SUMMARY The MPRIS receiver/send implementation is ignoring the playback rate settings. This is at least the case in the linux and android implementations. As a result, if a user is using a media application with a playback rate setting other than 1, the kdeconnect media controller applet is showing an incorrect position since it simply adds 1 second to the play position every second. Hence, the playback position starts to run out-of-sync with the real media player. Note that the MPRIS2 DBus specification says to only to update the Position property if playback does not proceed at the currently set playback rate value. Hence, it is implied that the extrapolated playback position should take into account the playback rate. I checked the source code of both the linux and android app, and there are simply no handlers for the MPRIS2 Rate property. STEPS TO REPRODUCE 1. Start up a media application with variable playback speed control (on e.g. linux). Start playing back something and change the playback rate != 1. 2. Open the kdeconnect-android media controller and keep an eye on the play position wrt the play position on the originating application on linux. OBSERVED RESULT Watch the playback position drift out-of-syn. EXPECTED RESULT The extrapolated playback position should take into account the Rate property value. ADDITIONAL INFORMATION The MRPIS2 Rate property should be implemented and the extrapolated playback position should take this value into account.
I'd like to put in my two cents here, having struggled with many players claiming MPRIS compliance. The reality is that there 1-2 players at any given time that correctly implement the full interface, especially when it comes to the playback position. It would very much preferable to just have clients update the position property more frequently in this case, rather than try to support more of the MPRIS interface explicitly. Playback rates other than 1.0 are pretty uncommon, usually only occur for short periods of time (i.e. seeking), and re-using the `pos` field would be backwards compatible.
(In reply to Andy Holmes from comment #1) > ... > It would very much preferable to just have clients update the position > property more frequently in this case, rather than try to support more of > the MPRIS interface explicitly. Playback rates other than 1.0 are pretty > uncommon, usually only occur for short periods of time (i.e. seeking), and > re-using the `pos` field would be backwards compatible. Well, I'm the developer of Kasts, and non-standard playback rate is among the top 5 requirements for podcast players. That's also why I noticed this problem and started investigating this. So far, Kasts was simply relaying the position-changed signals coming from the audio backend, which leads to such signals being sent 1 to 4 times per second, depending on the backend. However, that approach will make kdeconnect drain the battery at 10% per hour on my android device: see https://bugs.kde.org/show_bug.cgi?id=442782 . Then, while re-implementing MPRIS position properly, I ran into this playback rate bug. So, while I recognize that many players do not implement MPRIS properly (including Kasts up to now), that doesn't mean that kdeconnect should not do so. As a matter of fact, these kinds of bugs are actually holding back players implementing the intended standard properly. Anyway, I was looking at the kdeconnect source code, and it doesn't look very complicated(*) to implement. It's just a matter of sending the rate reported through DBus and using it in the one line of code that does the extrapolated play position. I was actually planning on making MRs for this. (*) Not very complicated in the sense that the basic principle is very simple, but it does seem to require a lot of boilerplate code to send/receive and store the value. And I would also need to figure out how to build the android app locally.

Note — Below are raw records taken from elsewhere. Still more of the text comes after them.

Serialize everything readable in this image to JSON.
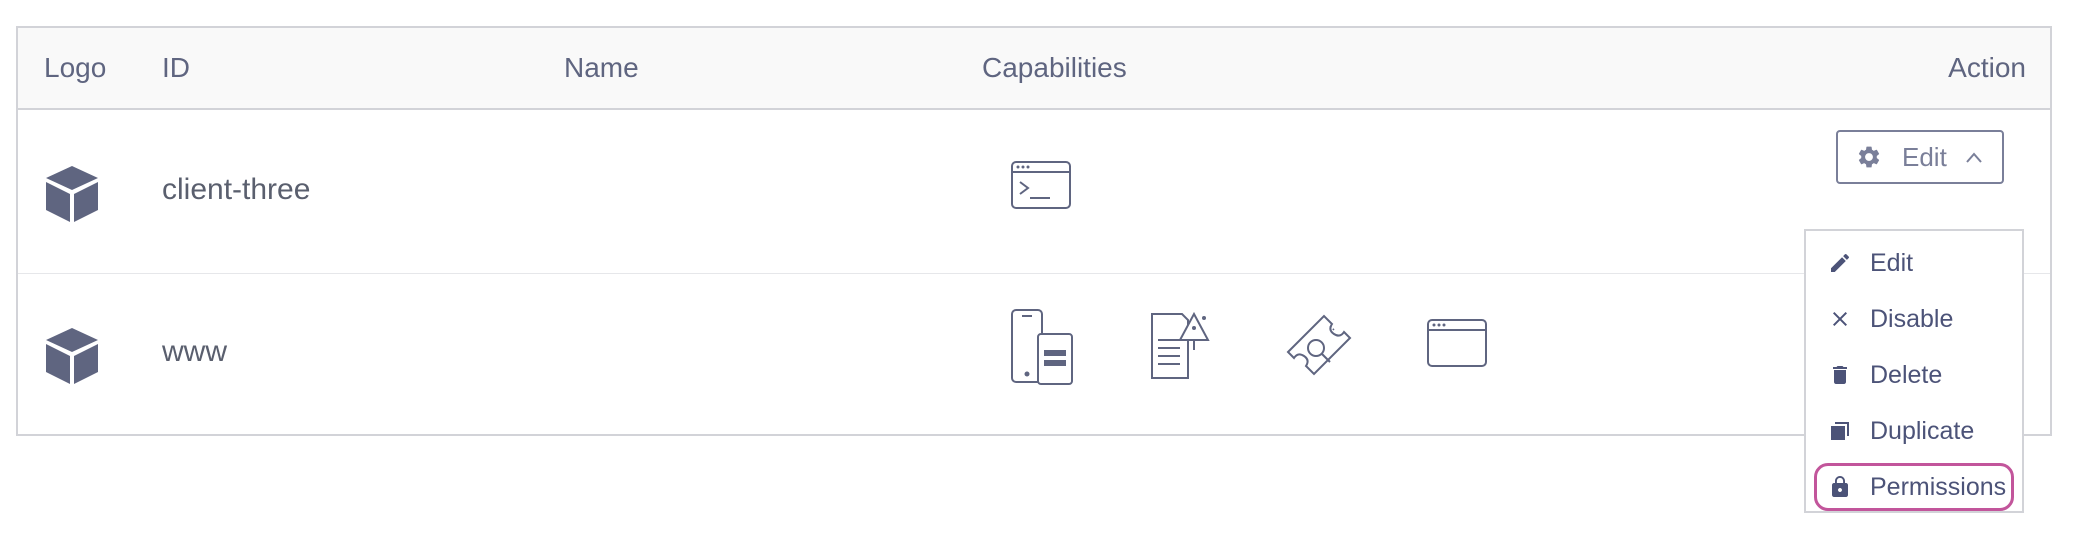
{
  "table": {
    "headers": {
      "logo": "Logo",
      "id": "ID",
      "name": "Name",
      "capabilities": "Capabilities",
      "action": "Action"
    },
    "rows": [
      {
        "id": "client-three",
        "name": "",
        "capabilities": [
          "terminal-icon"
        ]
      },
      {
        "id": "www",
        "name": "",
        "capabilities": [
          "mobile-device-icon",
          "document-tree-icon",
          "ticket-search-icon",
          "browser-window-icon"
        ]
      }
    ]
  },
  "action_button": {
    "label": "Edit",
    "icon": "gear-icon",
    "chevron": "chevron-up-icon"
  },
  "dropdown": {
    "items": [
      {
        "label": "Edit",
        "icon": "pencil-icon"
      },
      {
        "label": "Disable",
        "icon": "close-icon"
      },
      {
        "label": "Delete",
        "icon": "trash-icon"
      },
      {
        "label": "Duplicate",
        "icon": "copy-icon"
      },
      {
        "label": "Permissions",
        "icon": "lock-icon",
        "highlighted": true
      }
    ]
  },
  "colors": {
    "icon": "#5f6580",
    "border": "#d2d3d8",
    "highlight": "#c2559b"
  }
}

Fair enough, I don't do a lot of podcasting so I hadn't considered that. In that case I would suggest a slightly simplified way of communicating this, in the form of a triplet like `[rate, min, max]`. If the field is missing (older clients), it can be assumed `[1.0, 1.0, 1.0]`. The min/max would be required since if this is a useful feature, we will certainly want to be able to control it as well. If the value is, or falls back to `[1.0, 1.0, 1.0]` we can assume it's unsupported or not controllable and hide any UI in remote controls.